Кто вас так? – спрашивает Томассен, когда я усаживаюсь за свой рабочий стол. Опухшая ноздря с торчащей из нее окровавленной ватой и заплывший глаз наводят на мысль о допросе с пристрастием. Поскольку вторая ноздря у меня тоже закупорена – из-за того, что первая давит на перегородку, – я дышу с открытым ртом, отчего губы у меня сохнут и я могу изъясняться лишь с дикцией пьяного в стельку забулдыги. Томассен охотно отправил бы меня домой (не столько из сострадания, сколько из соображений личной гигиены), но у нас встреча с австрийцами, и нам нельзя «подвергать этот контракт риску». Увы, когда я нагибаюсь, чтобы поцеловать затянутую в перчатку руку баронессы фон Тратнер, жены министра (по имени Герда), вата вываливается у меня из носа, и я забрызгиваю хлынувшей оттуда же кровью венецианское кружево, поставив вышеозначенный контракт под угрозу. Verzeihen Sie bitte, Baronin!
* * *
27 лет, 5 месяцев, 13 дней
Пятница, 23 марта 1951 года
Светлая седмица. Свадебное путешествие. Мона говорит, что Венеция, в которой столько всего можно увидеть, – рай для слепых. Здесь и без глаз можно почувствовать себя абсолютно зрячим. Эта столица тишины – в высшей степени звучный город. Здесь все обращено к слуху: унылое шарканье туристов и решительный стук венецианских каблучков, вспархивание голубей на площадях и мяуканье чаек, особый зов базаров – цветочных, рыбных, фруктовых, развалов старьевщиков, – колокольчик вапоретти , стаккато отбойных молотков, венецианский говор – не такой ритмичный, более лагунный, чем остальные итальянские диалекты. Канареджо звучит совсем не так, как Дзатере, каждая улица, каждая площадь имеет свое звучание. Венеция – это оркестр, утверждает Мона, она заставляет меня узнавать наши маршруты на слух, закрыв глаза и положив руку ей на плечо, и берет с меня обещание, что, если один из нас когда-нибудь потеряет зрение, другой переселится вместе с ним сюда, в Венецию. И в довершение всего, благодаря «большой воде» мы можем тут расхаживать по лужам.
* * *
27 лет, 5 месяцев, 14 дней
Суббота, 24 марта 1951 года
Вчера – Венеция на слух, сегодня – Венеция на нюх, и опять с закрытыми глазами. Представь себе, что ты – слепой и глухой, говорит Мона, и вот, чтобы не потеряться, ты должен уметь распознавать эти сестьери по запаху.
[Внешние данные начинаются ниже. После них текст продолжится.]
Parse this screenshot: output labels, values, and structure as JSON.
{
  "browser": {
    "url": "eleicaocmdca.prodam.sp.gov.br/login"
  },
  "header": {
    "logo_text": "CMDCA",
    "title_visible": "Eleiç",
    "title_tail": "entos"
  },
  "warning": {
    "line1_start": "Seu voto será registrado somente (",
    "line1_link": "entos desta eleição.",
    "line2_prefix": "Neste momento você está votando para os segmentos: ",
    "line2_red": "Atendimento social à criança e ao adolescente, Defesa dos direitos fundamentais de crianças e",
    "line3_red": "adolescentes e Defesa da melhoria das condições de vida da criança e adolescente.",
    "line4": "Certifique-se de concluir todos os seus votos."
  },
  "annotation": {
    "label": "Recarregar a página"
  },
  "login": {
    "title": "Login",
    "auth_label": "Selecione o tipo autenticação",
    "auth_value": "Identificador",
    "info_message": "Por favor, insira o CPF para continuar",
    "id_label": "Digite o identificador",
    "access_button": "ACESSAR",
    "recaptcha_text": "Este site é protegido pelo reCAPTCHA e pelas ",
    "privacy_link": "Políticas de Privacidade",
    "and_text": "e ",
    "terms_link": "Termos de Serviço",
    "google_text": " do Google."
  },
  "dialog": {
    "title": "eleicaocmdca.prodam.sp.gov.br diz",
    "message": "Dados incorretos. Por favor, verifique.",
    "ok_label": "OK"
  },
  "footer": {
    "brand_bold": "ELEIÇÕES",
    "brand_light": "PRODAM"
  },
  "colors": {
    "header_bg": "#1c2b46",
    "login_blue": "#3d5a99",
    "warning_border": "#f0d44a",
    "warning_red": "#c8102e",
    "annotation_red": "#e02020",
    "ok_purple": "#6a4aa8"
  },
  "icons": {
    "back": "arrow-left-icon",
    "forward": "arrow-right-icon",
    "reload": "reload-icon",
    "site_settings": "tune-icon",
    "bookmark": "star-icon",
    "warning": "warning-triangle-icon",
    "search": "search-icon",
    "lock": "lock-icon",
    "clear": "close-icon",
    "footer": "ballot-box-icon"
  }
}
Ну, нюхай: Риальто пахнет рыбой, окрестности Сан-Марко – дорогой кожей, Арсенал – канатами и смолой, утверждает Мона, чье обоняние восходит к двенадцатому веку. Я начинаю ныть, что неплохо было бы все же побывать в музее, а то и в двух, на что Мона возражает, что музеи есть в книгах, то есть у нас дома.
* * *
27 лет, 5 месяцев, 16 дней
Понедельник, 26 марта 1951 года
Венеция – единственный город в мире, где можно заниматься любовью, прислонившись спинами к домам – каждый к своему.
* * *
27 лет, 7 месяцев, 9 дней
Суббота, 19 мая 1951 года
Глядя, как Этьен любуется своим отражением, я вдруг понимаю, что сам никогда по-настоящему не смотрел на себя в зеркало. Никаких невинно-нарциссических взглядов, никаких кокетливых самоосмотров, никаких наслаждений собственным образом. Пользуясь зеркалом, я всегда ограничивался его основными функциями. Учетной – когда подростком проверял, глядясь в него, как развивается моя мускулатура, одевательной – когда мне надо подобрать подходящие галстук, рубашку и пиджак, и «бдительной» – когда я бреюсь утром и смотрюсь, чтобы не порезаться. А вот общее созерцание собственной персоны меня не увлекает. Я не пытаюсь проникнуть внутрь зеркала. (Может, из страха, что не выберусь обратно?) Вот Этьен разглядывает себя по-настоящему, он погружается в свое отражение – как все люди. Я – нет. Части моего тела образуют целое, но ничего не говорят обо мне самом. Короче говоря, я никогда не смотрелся в зеркало. И это – не целомудрие, это скорее отстраненность, некая несократимая дистанция, которую и призван сократить этот дневник. Что-то в моем отражении по-прежнему остается мне чужим. До такой степени, что я, бывает, даже вздрагиваю, неожиданно встретившись с собою в витрине магазина. Кто это?! Спокойно, ничего страшного, это – всего лишь ты. С самого детства мне требуется время, чтобы узнать самого себя, и мне так и не удалось его наверстать. Вместо отражения я предпочитаю доверяться взгляду Моны. Ну как? Отлично, ты безупречен. Или Этьена – когда собираюсь на митинг. Ну как? Отлично, бабы в обморок не попадают, но поддержка тебе обеспечена.